Published by under Calamity Suzy,Florida

It’s Calamity Suzy!!

Yesterday I:

– Fell and scraped both knees, which are now even less fit for public viewing than usual, being red and puffy. I hasten to add that this was sun-related and not alcohol related: I was blinded by the sun and tripped on a huge crack in the driveway.

I did this in front of the two cable guys, who were unlucky enough to be sent to fix the cable. They ended up being here for more than three hours and had to replace pretty much everything. They couldn’t really laugh at me, though, because they were calamity cable guys, one cutting his head on an open window and the other cutting his hand along with the new cable.

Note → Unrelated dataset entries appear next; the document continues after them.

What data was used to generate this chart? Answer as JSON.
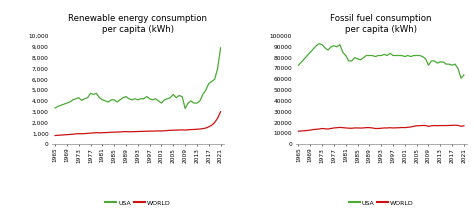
{
  "years": [
    1965,
    1966,
    1967,
    1968,
    1969,
    1970,
    1971,
    1972,
    1973,
    1974,
    1975,
    1976,
    1977,
    1978,
    1979,
    1980,
    1981,
    1982,
    1983,
    1984,
    1985,
    1986,
    1987,
    1988,
    1989,
    1990,
    1991,
    1992,
    1993,
    1994,
    1995,
    1996,
    1997,
    1998,
    1999,
    2000,
    2001,
    2002,
    2003,
    2004,
    2005,
    2006,
    2007,
    2008,
    2009,
    2010,
    2011,
    2012,
    2013,
    2014,
    2015,
    2016,
    2017,
    2018,
    2019,
    2020,
    2021
  ],
  "renew_usa": [
    3350,
    3500,
    3600,
    3700,
    3800,
    3900,
    4100,
    4200,
    4300,
    4050,
    4200,
    4300,
    4700,
    4600,
    4700,
    4300,
    4100,
    4000,
    3900,
    4100,
    4100,
    3900,
    4100,
    4300,
    4400,
    4200,
    4100,
    4200,
    4100,
    4200,
    4200,
    4400,
    4200,
    4100,
    4200,
    4000,
    3800,
    4100,
    4200,
    4300,
    4600,
    4300,
    4500,
    4400,
    3300,
    3800,
    4000,
    3800,
    3800,
    4000,
    4600,
    5000,
    5600,
    5800,
    6000,
    7000,
    8900
  ],
  "renew_world": [
    800,
    820,
    840,
    860,
    880,
    900,
    920,
    950,
    970,
    960,
    980,
    1000,
    1020,
    1040,
    1060,
    1050,
    1060,
    1070,
    1080,
    1100,
    1110,
    1120,
    1130,
    1150,
    1160,
    1150,
    1150,
    1160,
    1170,
    1180,
    1190,
    1200,
    1200,
    1210,
    1220,
    1220,
    1220,
    1240,
    1260,
    1280,
    1290,
    1300,
    1310,
    1320,
    1300,
    1330,
    1350,
    1360,
    1380,
    1400,
    1440,
    1490,
    1600,
    1750,
    2000,
    2400,
    3000
  ],
  "fossil_usa": [
    73000,
    76000,
    79000,
    82000,
    85000,
    88000,
    91000,
    93000,
    92000,
    89000,
    87000,
    90000,
    91000,
    90000,
    92000,
    85000,
    82000,
    77000,
    77000,
    80000,
    79000,
    78000,
    80000,
    82000,
    82000,
    82000,
    81000,
    82000,
    82000,
    83000,
    82000,
    84000,
    82000,
    82000,
    82000,
    82000,
    81000,
    82000,
    81000,
    82000,
    82000,
    82000,
    81000,
    79000,
    73000,
    77000,
    77000,
    75000,
    76000,
    76000,
    74000,
    74000,
    73000,
    74000,
    70000,
    61000,
    64000
  ],
  "fossil_world": [
    12000,
    12200,
    12400,
    12700,
    13000,
    13500,
    13800,
    14000,
    14500,
    14200,
    14000,
    14500,
    15000,
    15200,
    15500,
    15300,
    15000,
    14800,
    14700,
    15000,
    15000,
    14900,
    15000,
    15300,
    15300,
    15000,
    14500,
    14500,
    14700,
    15000,
    15000,
    15200,
    15000,
    15100,
    15200,
    15400,
    15300,
    15600,
    15900,
    16500,
    17000,
    17100,
    17300,
    17200,
    16500,
    17000,
    17200,
    17100,
    17200,
    17200,
    17200,
    17300,
    17400,
    17500,
    17400,
    16500,
    17000
  ],
  "renew_ylim": [
    0,
    10000
  ],
  "renew_yticks": [
    0,
    1000,
    2000,
    3000,
    4000,
    5000,
    6000,
    7000,
    8000,
    9000,
    10000
  ],
  "renew_yticklabels": [
    "0",
    "1,000",
    "2,000",
    "3,000",
    "4,000",
    "5,000",
    "6,000",
    "7,000",
    "8,000",
    "9,000",
    "10,000"
  ],
  "fossil_ylim": [
    0,
    100000
  ],
  "fossil_yticks": [
    0,
    10000,
    20000,
    30000,
    40000,
    50000,
    60000,
    70000,
    80000,
    90000,
    100000
  ],
  "fossil_yticklabels": [
    "0",
    "10000",
    "20000",
    "30000",
    "40000",
    "50000",
    "60000",
    "70000",
    "80000",
    "90000",
    "100000"
  ],
  "xticks": [
    1965,
    1969,
    1973,
    1977,
    1981,
    1985,
    1989,
    1993,
    1997,
    2001,
    2005,
    2009,
    2013,
    2017,
    2021
  ],
  "title1": "Renewable energy consumption\nper capita (kWh)",
  "title2": "Fossil fuel consumption\nper capita (kWh)",
  "color_usa": "#4aaa35",
  "color_world": "#cc1111",
  "legend_usa": "USA",
  "legend_world": "WORLD",
  "bg_color": "#ffffff"
}
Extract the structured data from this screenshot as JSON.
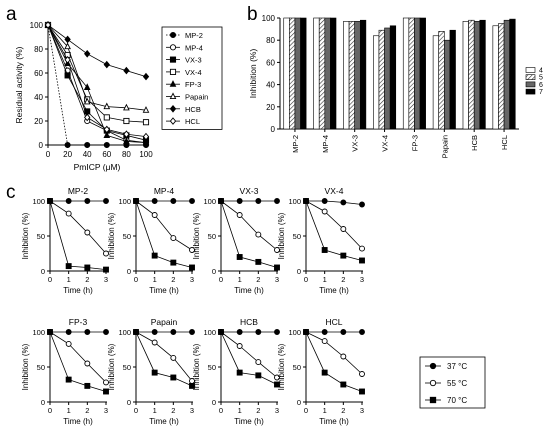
{
  "panels": {
    "a": "a",
    "b": "b",
    "c": "c"
  },
  "chart_data": [
    {
      "id": "a",
      "type": "line",
      "xlabel": "PmICP (μM)",
      "ylabel": "Residual activity (%)",
      "xlim": [
        0,
        100
      ],
      "ylim": [
        0,
        100
      ],
      "xticks": [
        0,
        20,
        40,
        60,
        80,
        100
      ],
      "yticks": [
        0,
        20,
        40,
        60,
        80,
        100
      ],
      "x": [
        0,
        20,
        40,
        60,
        80,
        100
      ],
      "legend_position": "right",
      "series": [
        {
          "name": "MP-2",
          "marker": "circle-filled",
          "dashed": true,
          "values": [
            100,
            0,
            0,
            0,
            0,
            0
          ]
        },
        {
          "name": "MP-4",
          "marker": "circle-open",
          "values": [
            100,
            62,
            20,
            12,
            4,
            2
          ]
        },
        {
          "name": "VX-3",
          "marker": "square-filled",
          "values": [
            100,
            58,
            28,
            12,
            8,
            4
          ]
        },
        {
          "name": "VX-4",
          "marker": "square-open",
          "values": [
            100,
            75,
            38,
            23,
            20,
            19
          ]
        },
        {
          "name": "FP-3",
          "marker": "triangle-filled",
          "values": [
            100,
            68,
            48,
            8,
            3,
            2
          ]
        },
        {
          "name": "Papain",
          "marker": "triangle-open",
          "values": [
            100,
            82,
            36,
            32,
            31,
            29
          ]
        },
        {
          "name": "HCB",
          "marker": "diamond-filled",
          "values": [
            100,
            88,
            76,
            67,
            62,
            57
          ]
        },
        {
          "name": "HCL",
          "marker": "diamond-open",
          "values": [
            100,
            71,
            23,
            13,
            9,
            7
          ]
        }
      ]
    },
    {
      "id": "b",
      "type": "bar",
      "ylabel": "Inhibition (%)",
      "ylim": [
        0,
        100
      ],
      "yticks": [
        0,
        20,
        40,
        60,
        80,
        100
      ],
      "categories": [
        "MP-2",
        "MP-4",
        "VX-3",
        "VX-4",
        "FP-3",
        "Papain",
        "HCB",
        "HCL"
      ],
      "legend_position": "right",
      "series": [
        {
          "name": "4",
          "fill": "#ffffff",
          "pattern": "plain",
          "values": [
            100,
            100,
            97,
            84,
            100,
            84,
            97,
            93
          ]
        },
        {
          "name": "5",
          "fill": "#e0e0e0",
          "pattern": "hatch",
          "values": [
            100,
            100,
            97,
            89,
            100,
            88,
            98,
            95
          ]
        },
        {
          "name": "6",
          "fill": "#666666",
          "pattern": "solid",
          "values": [
            100,
            100,
            97,
            91,
            100,
            80,
            97,
            98
          ]
        },
        {
          "name": "7",
          "fill": "#000000",
          "pattern": "solid",
          "values": [
            100,
            100,
            98,
            93,
            100,
            89,
            98,
            99
          ]
        }
      ]
    },
    {
      "id": "c",
      "type": "line",
      "xlabel": "Time (h)",
      "ylabel": "Inhibition (%)",
      "xlim": [
        0,
        3
      ],
      "ylim": [
        0,
        100
      ],
      "xticks": [
        0,
        1,
        2,
        3
      ],
      "yticks": [
        0,
        50,
        100
      ],
      "x": [
        0,
        1,
        2,
        3
      ],
      "legend_position": "bottom-right",
      "legend": [
        {
          "name": "37 °C",
          "marker": "circle-filled"
        },
        {
          "name": "55 °C",
          "marker": "circle-open"
        },
        {
          "name": "70 °C",
          "marker": "square-filled"
        }
      ],
      "subplots": [
        {
          "title": "MP-2",
          "s37": [
            100,
            100,
            100,
            100
          ],
          "s55": [
            100,
            82,
            55,
            25
          ],
          "s70": [
            100,
            7,
            5,
            2
          ]
        },
        {
          "title": "MP-4",
          "s37": [
            100,
            100,
            100,
            100
          ],
          "s55": [
            100,
            80,
            47,
            30
          ],
          "s70": [
            100,
            22,
            12,
            5
          ]
        },
        {
          "title": "VX-3",
          "s37": [
            100,
            100,
            100,
            100
          ],
          "s55": [
            100,
            80,
            52,
            30
          ],
          "s70": [
            100,
            20,
            13,
            5
          ]
        },
        {
          "title": "VX-4",
          "s37": [
            100,
            100,
            98,
            95
          ],
          "s55": [
            100,
            85,
            60,
            32
          ],
          "s70": [
            100,
            30,
            22,
            15
          ]
        },
        {
          "title": "FP-3",
          "s37": [
            100,
            100,
            100,
            100
          ],
          "s55": [
            100,
            83,
            55,
            28
          ],
          "s70": [
            100,
            32,
            23,
            15
          ]
        },
        {
          "title": "Papain",
          "s37": [
            100,
            100,
            100,
            100
          ],
          "s55": [
            100,
            85,
            63,
            30
          ],
          "s70": [
            100,
            42,
            35,
            23
          ]
        },
        {
          "title": "HCB",
          "s37": [
            100,
            100,
            100,
            100
          ],
          "s55": [
            100,
            80,
            57,
            35
          ],
          "s70": [
            100,
            42,
            38,
            25
          ]
        },
        {
          "title": "HCL",
          "s37": [
            100,
            100,
            100,
            100
          ],
          "s55": [
            100,
            87,
            65,
            40
          ],
          "s70": [
            100,
            42,
            25,
            15
          ]
        }
      ]
    }
  ]
}
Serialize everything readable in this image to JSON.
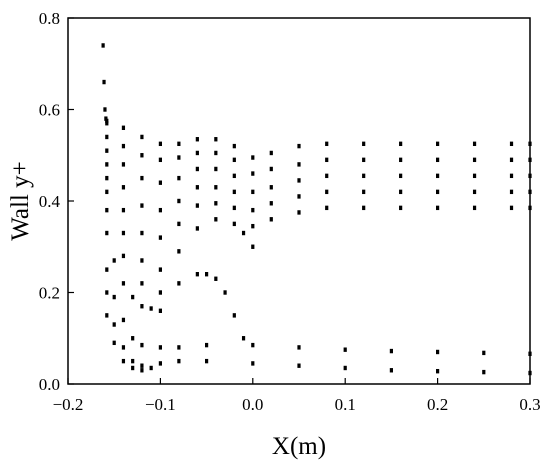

– Tore side of dress in the process of falling on the driveway, revealing pale pink satin bra to an unsuspecting public. Failed to realize this until after the cable guys had gone and I had talked to the mailman and a couple of my friend Paul’s neighbors. Belated blushes.

– Hit head getting out of car.

– Melted into tears in front of Paul. Very, very embarrassing.

– Burned my hand on the pot lid while making dinner. Note to self: don’t pick up metal handled lids from boiling pots with bare hands. Really not a good idea.

– Cut the other hand while cutting a lemon.

At this rate, I’m going to need the services of Rico from Six Feet Under while I’m still alive in order to remain at all presentable.